As suspected, The Pioneer Woman’s recipe edged out Kent Rollins’ version of the cowboy casserole, despite their comparable ingredients. Little touches lent The Pioneer Woman’s recipe a layer of dimension missing from Rollins’ approach. The addition of spinach, more than one type of cheese (cheddar and parmesan), fresh garlic, and bacon gave the recipe a jolt of buoyancy and palpable decadence, wherein Rollins’ version felt slight and overtly fatty by comparison. Even while layering the ingredients, I second-guessed the amount of beef and sour cream that Rollins’ recipe requested to complete the cowboy favorite.
Finally, though my oven was set at the correct temperature, it took over five minutes past Rollins’ predicted 15 minutes for the canned biscuits to bake entirely through. Though the biscuits were a clever idea, I suspect that lining the top of the casserole with pre-made biscuits results in the side facing the wet casserole resisting a proper bake time. When I first removed the cast iron skillet from the 350-degree Fahrenheit oven, the biscuits still had nearly half of their height to cook through. So, although the top half of each biscuit came out fully baked and flaky, it took an additional five minutes for the remainder of the bready treat to cook entirely, causing the very top of each biscuit to lose some of its airiness. And once entirely baked, the biscuit’s height detracted from the center of the casserole that Rollins’ recipe insists on layering, creating an off-kilter ratio of bread to soup mixture.

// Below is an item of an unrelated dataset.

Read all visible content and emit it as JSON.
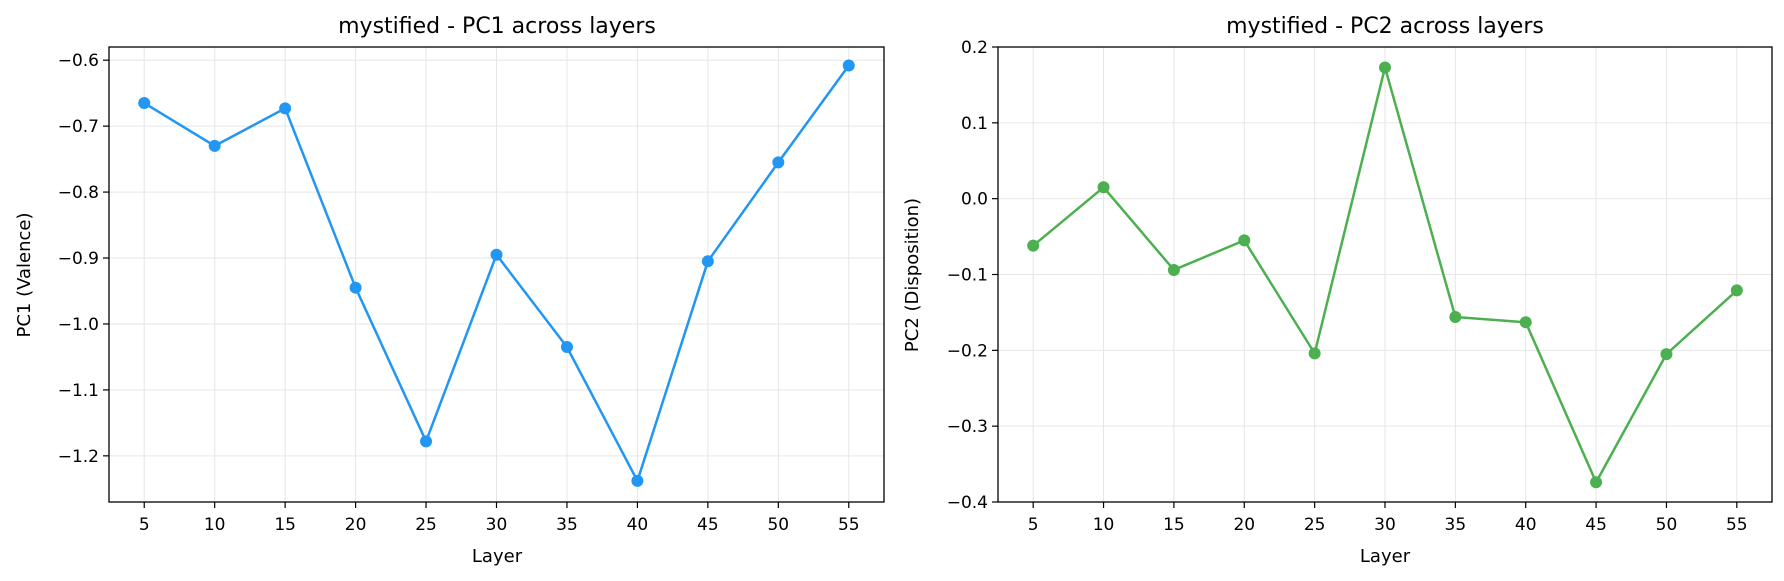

Verdict in the cowboy casserole competition
Though I entered this competition fairly agnostic and unfamiliar with ever eating a cowboy casserole, I now know to trust tater tot-topped hot dishes tenfold over others covered in biscuits. Not only was the cook time off, but the amount of biscuits I was forced to buy to complete the recipe also doesn’t fully make use of the biscuit rolls. No matter how I arranged the breakfast items over the mixture, I was left with at least three spare biscuits that I’m not sure will keep without their original airtight container until morning.

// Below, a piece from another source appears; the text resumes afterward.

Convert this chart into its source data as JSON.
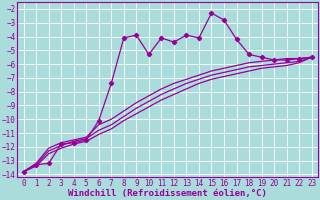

Though the intent of casseroles seeks to feed a table full of diners without breaking the bank, The Pioneer Woman manages to pull off this thrifty trick with nuance. With the touch of a seasoned home cook, the Food Network host’s cowboy casserole avoids the common pitfalls of most casserole dishes more generally, wherein Kent Rollins trips into them. Fit for a long-haul cowboy, Rollins’ recipe results in a denser, fatty, one-note final product that, while tasty in the moment, feels heavier and lacks levity. The Pioneer Woman’s reliance on the crunchy texture of the tots’ exterior invites eaters to continue consuming the comfort food without question.
Methodology
Though I have never before assembled a cowboy casserole, I’ve worked for several years as a recipe developer for food brands and consider myself a more than capable home chef. To judge each recipe, I based my short ranking on how the end dish tasted, how readable the instructions were, and whether I found any creativity in the chef’s approach. I had no prior experience with either recipe blogger before comparing their cowboy casserole recipes, besides a vague concept of who The Pioneer Woman was via the Food Network.

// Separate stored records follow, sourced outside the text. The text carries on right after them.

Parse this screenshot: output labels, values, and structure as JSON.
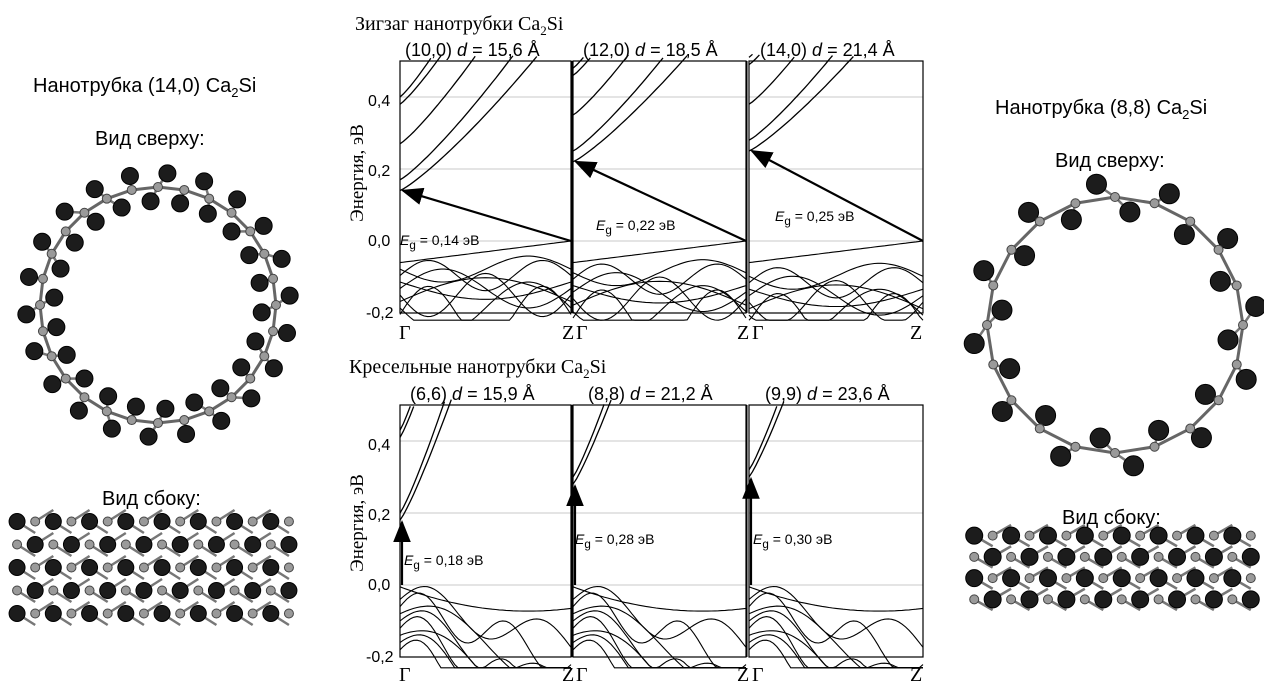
{
  "left": {
    "title_main": "Нанотрубка (14,0) Ca",
    "title_sub": "2",
    "title_end": "Si",
    "top_view": "Вид сверху:",
    "side_view": "Вид сбоку:"
  },
  "right": {
    "title_main": "Нанотрубка (8,8) Ca",
    "title_sub": "2",
    "title_end": "Si",
    "top_view": "Вид сверху:",
    "side_view": "Вид сбоку:"
  },
  "zigzag": {
    "title_main": "Зигзаг нанотрубки Ca",
    "title_sub": "2",
    "title_end": "Si",
    "panels": [
      {
        "index": "(10,0)",
        "d_label": "d",
        "d_value": "= 15,6 Å",
        "eg_value": "= 0,14 эВ"
      },
      {
        "index": "(12,0)",
        "d_label": "d",
        "d_value": "= 18,5 Å",
        "eg_value": "= 0,22 эВ"
      },
      {
        "index": "(14,0)",
        "d_label": "d",
        "d_value": "= 21,4 Å",
        "eg_value": "= 0,25 эВ"
      }
    ]
  },
  "armchair": {
    "title_main": "Кресельные нанотрубки Ca",
    "title_sub": "2",
    "title_end": "Si",
    "panels": [
      {
        "index": "(6,6)",
        "d_label": "d",
        "d_value": "= 15,9 Å",
        "eg_value": "= 0,18 эВ"
      },
      {
        "index": "(8,8)",
        "d_label": "d",
        "d_value": "= 21,2 Å",
        "eg_value": "= 0,28 эВ"
      },
      {
        "index": "(9,9)",
        "d_label": "d",
        "d_value": "= 23,6 Å",
        "eg_value": "= 0,30 эВ"
      }
    ]
  },
  "axis": {
    "ylabel": "Энергия, эВ",
    "yticks": [
      "0,4",
      "0,2",
      "0,0",
      "-0,2"
    ],
    "k_start": "Γ",
    "k_end": "Z",
    "eg_symbol": "E",
    "eg_sub": "g"
  },
  "chart_data": [
    {
      "type": "line",
      "title": "Зигзаг нанотрубки Ca2Si",
      "ylabel": "Энергия, эВ",
      "ylim": [
        -0.2,
        0.5
      ],
      "x": [
        "Γ",
        "Z"
      ],
      "panels": [
        {
          "name": "(10,0)",
          "gap_eV": 0.14,
          "cb_min_gamma": 0.14,
          "vb_max_Z": 0.0
        },
        {
          "name": "(12,0)",
          "gap_eV": 0.22,
          "cb_min_gamma": 0.22,
          "vb_max_Z": 0.0
        },
        {
          "name": "(14,0)",
          "gap_eV": 0.25,
          "cb_min_gamma": 0.25,
          "vb_max_Z": 0.0
        }
      ]
    },
    {
      "type": "line",
      "title": "Кресельные нанотрубки Ca2Si",
      "ylabel": "Энергия, эВ",
      "ylim": [
        -0.2,
        0.5
      ],
      "x": [
        "Γ",
        "Z"
      ],
      "panels": [
        {
          "name": "(6,6)",
          "gap_eV": 0.18,
          "cb_min_gamma": 0.18,
          "vb_max_gamma": 0.0
        },
        {
          "name": "(8,8)",
          "gap_eV": 0.28,
          "cb_min_gamma": 0.28,
          "vb_max_gamma": 0.0
        },
        {
          "name": "(9,9)",
          "gap_eV": 0.3,
          "cb_min_gamma": 0.3,
          "vb_max_gamma": 0.0
        }
      ]
    }
  ]
}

If any recipe called for the same ingredients (such as cheddar cheese, onion, or canned cream of mushroom soup), I purchased the same brand for fairness. I sampled each variation of the casserole after the suggested cooling time (when included), and once more warmed up to test whether either dish re-heated better than its competitor. Finally, though the pans were slightly differently shaped, I baked each casserole in a cast-iron skillet as directed since using the wrong kind of dish might ruin your casseroles. In terms of timing, I completed one casserole before moving on to complete the second dish.